Pansy got a look in her eye like she'd caught the scent of her prey. She smirked. "Firstly, Millie has really nothing going for her, and I wrote that piece to make an old friend feel special, so yes. Secondly…" She smiled and bit her lip. He watched as her fingers danced in the air in front of her. "You read my column." She wiggled in her chair, and he felt his stomach tighten. He wondered if perhaps the chicken had done him a mischief.

"I do not." He rebutted. But he did. He spent most of his weekdays alone in a joke shop with nothing but the newspaper.

"Oh, your one ear has gone all red!" She leaned over to tug at it. "You read my column religiously," She placed her hand on her breast. "You should have let on that you're a fan, Georgie boy."

"I glance at it…." He finally admitted, the red spreading to his cheeks "occasionally."

"You're obsessed with me." She laughed and leaned back in her chair.

"Who's obsessed with you?" Hermione slid into one of the chairs at their table. Draco followed soon after. Both looked a little flushed and strangely emotional.
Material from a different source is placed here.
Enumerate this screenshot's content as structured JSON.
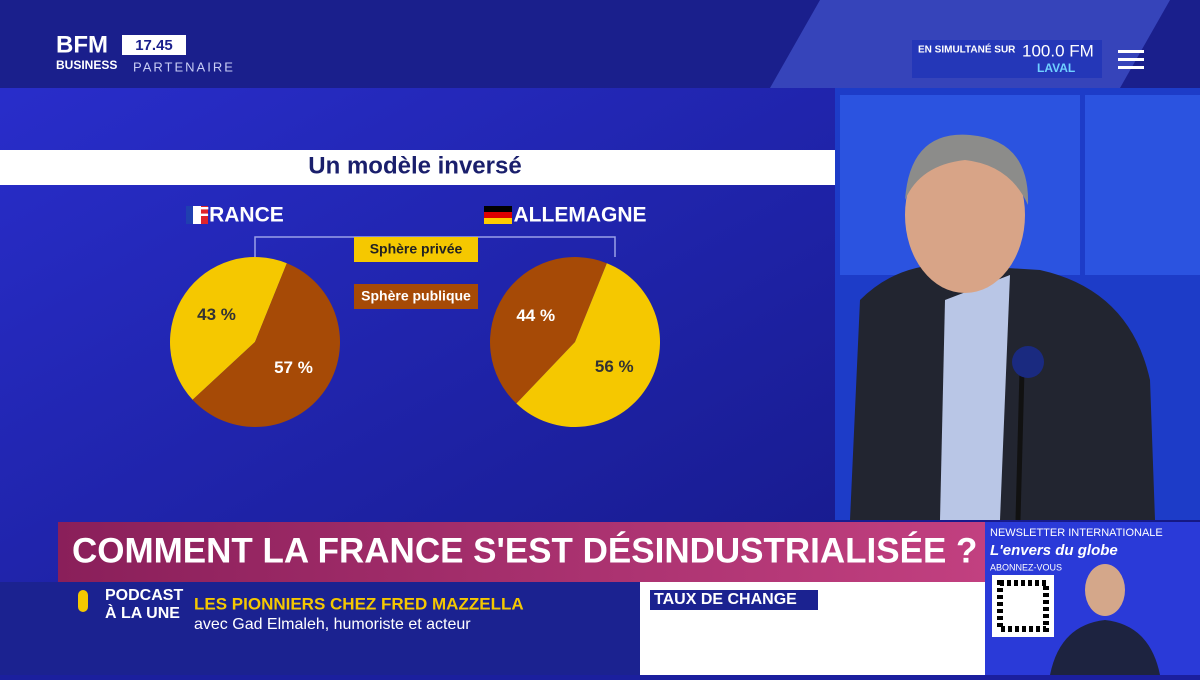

"Georgie boy is." Pansy bit her lip as she grinned, trying to remain serious. "He reads my column religiously."

"I glance… occasionally," George repeated to no avail.

"Oh, He loves it," Ginny appeared behind her brother, dragging a still dancing Harry beside her. "he and mum talk about it at Sunday lunch."

"I regret choking out Ronald for you," George grumbled. It was rare that he was the butt of the joke.

"No, you don't." Ginny kissed the top of her brother's head as she pushed her husband into the chair beside him. She slid into Harry's lap and turned to look at Pansy. "You had a fun night Parkinson?" Ginny grinned.

"Lovely, and made all the better by finding out I had a fan in the ranks." Pansy Parkinson caught Draco's eye as she smiled easily. He'd watched his friend struggle with who she was for most of their lives. He'd witnessed, first hand, her effort to be free. He saw lightness as he observed her interact with the people they'd once considered enemies. He saw the person he'd only glimpsed in private moments of extreme vulnerability.

"At what point does this become slander?" George Weasley queried.

"When she tells a lie." Hermione grinned at the boy who'd teased her through every awkward moment of her life and relished in his uncomfortable squirm.

"Your mum offered me a bag of weed," Ginny told Malfoy, her mouth curled in an amused smile.

"I told you!" Draco turned to Hermione with triumph. "Mum's high!"

Ginny felt her husband snore beneath her and shook her head. "He's tuckered himself out with the dancing."